Atomic force microscopes (AFM's) were developed, among other reasons, to meet a demand in the semiconductor industry for accurately measuring critical dimensions (CDs) during integrated circuit (IC) fabrication. Critical dimensions constitute the width of a line or space on a substrate identified as crucial for proper operation of the device being fabricated. Critical dimensions are measured on some or all of a batch of substrates following any photolithography or etching process in which the dimensions are critical. A critical dimension may be the width of a patterned line, the distance between two lines or devices, or the size of a contact.
Due to their inherently high spatial resolution, AFM's are well suited for measuring critical dimensions nondestructively during process stages of IC fabrication.
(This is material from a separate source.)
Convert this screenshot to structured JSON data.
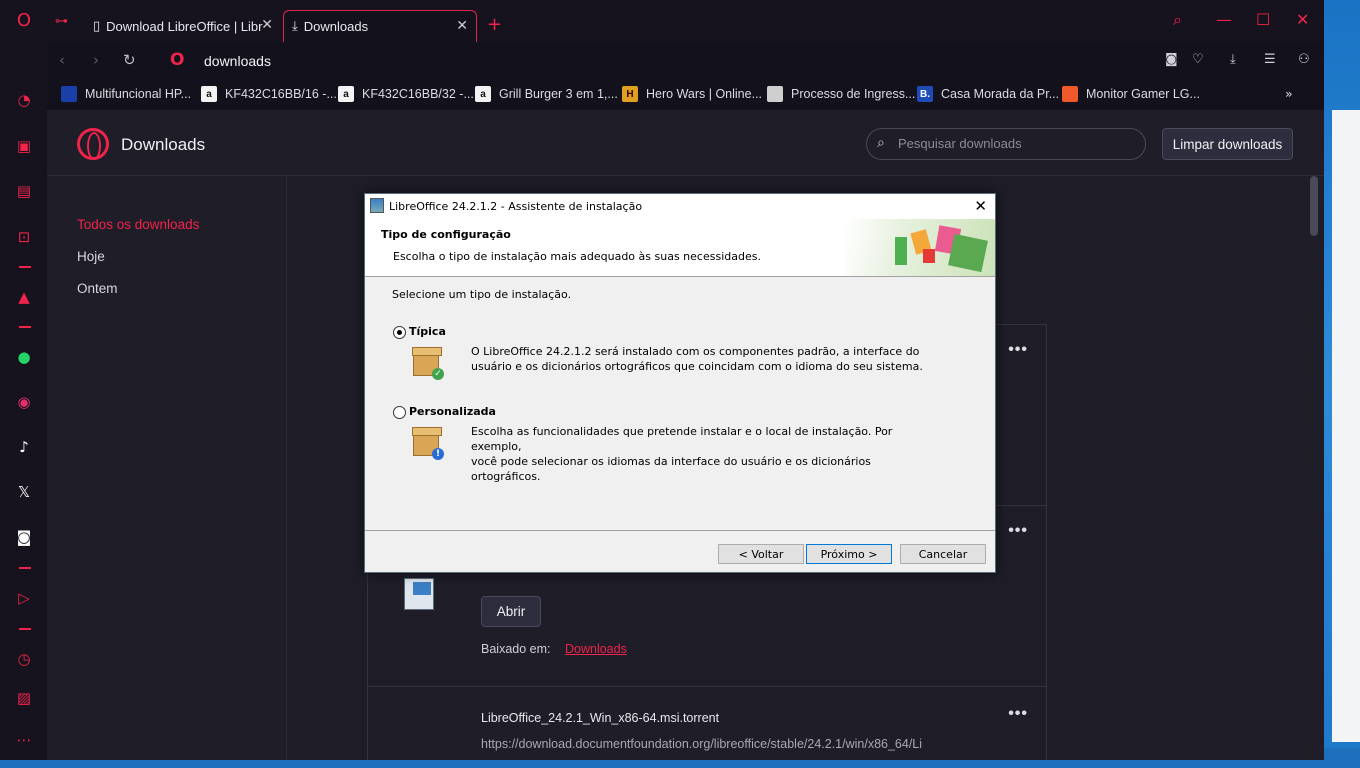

Generally, AFM's are equipped to sense atoms on or in sample surfaces, thereby providing atomic level surface imaging for measuring critical dimensions at a significantly higher resolution than comparable measurements taken from cross-sectional scanning electron micrographs acquired before and after an IC fabrication stage. AFM images are reconstructed from digital data acquired during grid scanning of a probe tip across the sample surface. Probe tips for measuring critical dimensions must be capable of resolving nanometer size structures.
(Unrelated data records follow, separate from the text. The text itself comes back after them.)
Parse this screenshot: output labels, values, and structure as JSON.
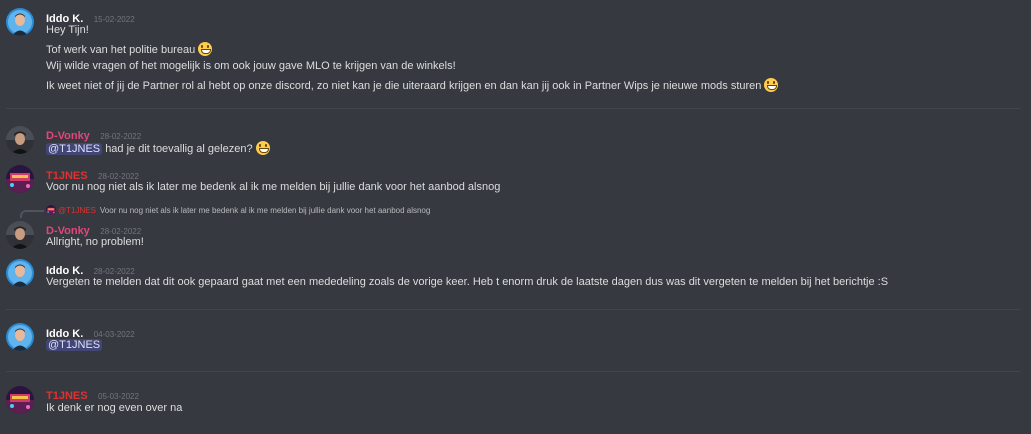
{
  "colors": {
    "background": "#36393f",
    "iddo_name": "#ffffff",
    "dvonky_name": "#e2467a",
    "tijnes_name": "#e23131",
    "mention_bg": "#414675",
    "timestamp": "#72767d"
  },
  "messages": [
    {
      "author": "Iddo K.",
      "timestamp": "15-02-2022",
      "lines": [
        "Hey Tijn!",
        "Tof werk van het politie bureau",
        "Wij wilde vragen of het mogelijk is om ook jouw gave MLO te krijgen van de winkels!",
        "Ik weet niet of jij de Partner rol al hebt op onze discord, zo niet kan je die uiteraard krijgen en dan kan jij ook in Partner Wips je nieuwe mods sturen"
      ]
    },
    {
      "author": "D-Vonky",
      "timestamp": "28-02-2022",
      "mention": "@T1JNES",
      "text": "had je dit toevallig al gelezen?"
    },
    {
      "author": "T1JNES",
      "timestamp": "28-02-2022",
      "text": "Voor nu nog niet als ik later me bedenk al ik me melden bij jullie dank voor het aanbod alsnog"
    },
    {
      "reply_author": "@T1JNES",
      "reply_text": "Voor nu nog niet als ik later me bedenk al ik me melden bij jullie dank voor het aanbod alsnog",
      "author": "D-Vonky",
      "timestamp": "28-02-2022",
      "text": "Allright, no problem!"
    },
    {
      "author": "Iddo K.",
      "timestamp": "28-02-2022",
      "text": "Vergeten te melden dat dit ook gepaard gaat met een mededeling zoals de vorige keer. Heb t enorm druk de laatste dagen dus was dit vergeten te melden bij het berichtje :S"
    },
    {
      "author": "Iddo K.",
      "timestamp": "04-03-2022",
      "mention": "@T1JNES"
    },
    {
      "author": "T1JNES",
      "timestamp": "05-03-2022",
      "text": "Ik denk er nog even over na"
    }
  ]
}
Conventional processes for fabricating probe tips capable of measuring critical dimensions suffer from several disadvantages that limit not only process yield, but the quality of the probe tips as well. In particular, CD probe tips exhibit a limited cantilever-to-tip height, which negatively affects AFM performance due, for example, to low quality factors and high squeeze film dampening. In addition, conventional fabrication processes for CD probe tips may rely on a wet etching process, which restricts control over tip shape and makes batch processing difficult. Another conventional fabrication process for CD probe tips relies on dry etching with a plasma formed from a source gas composed primarily of a fluorine-based gas, such as sulfur hexafluoride (SF6). However, such conventional dry etching processes produce extraneous projections at locations other than the intended locations for the probe tips. The presence of these extraneous projections lowers process yields, which is a significant hindrance to batch fabrication of probe tips. As a result, conventional probe tips are manufactured individually with multiple tedious inspections made using scanning electron microscopy at various stages of the manufacturing process to verify tip quality and to adjust, if necessary, the dry etching process recipe.
What is needed, therefore, are probes and probe tips suitable for use in an atomic force microscope to measure critical dimensions and methods of accurately manufacturing such probes and probe tips that overcome these and other deficiencies of conventional probes and probe tips and conventional manufacturing methods.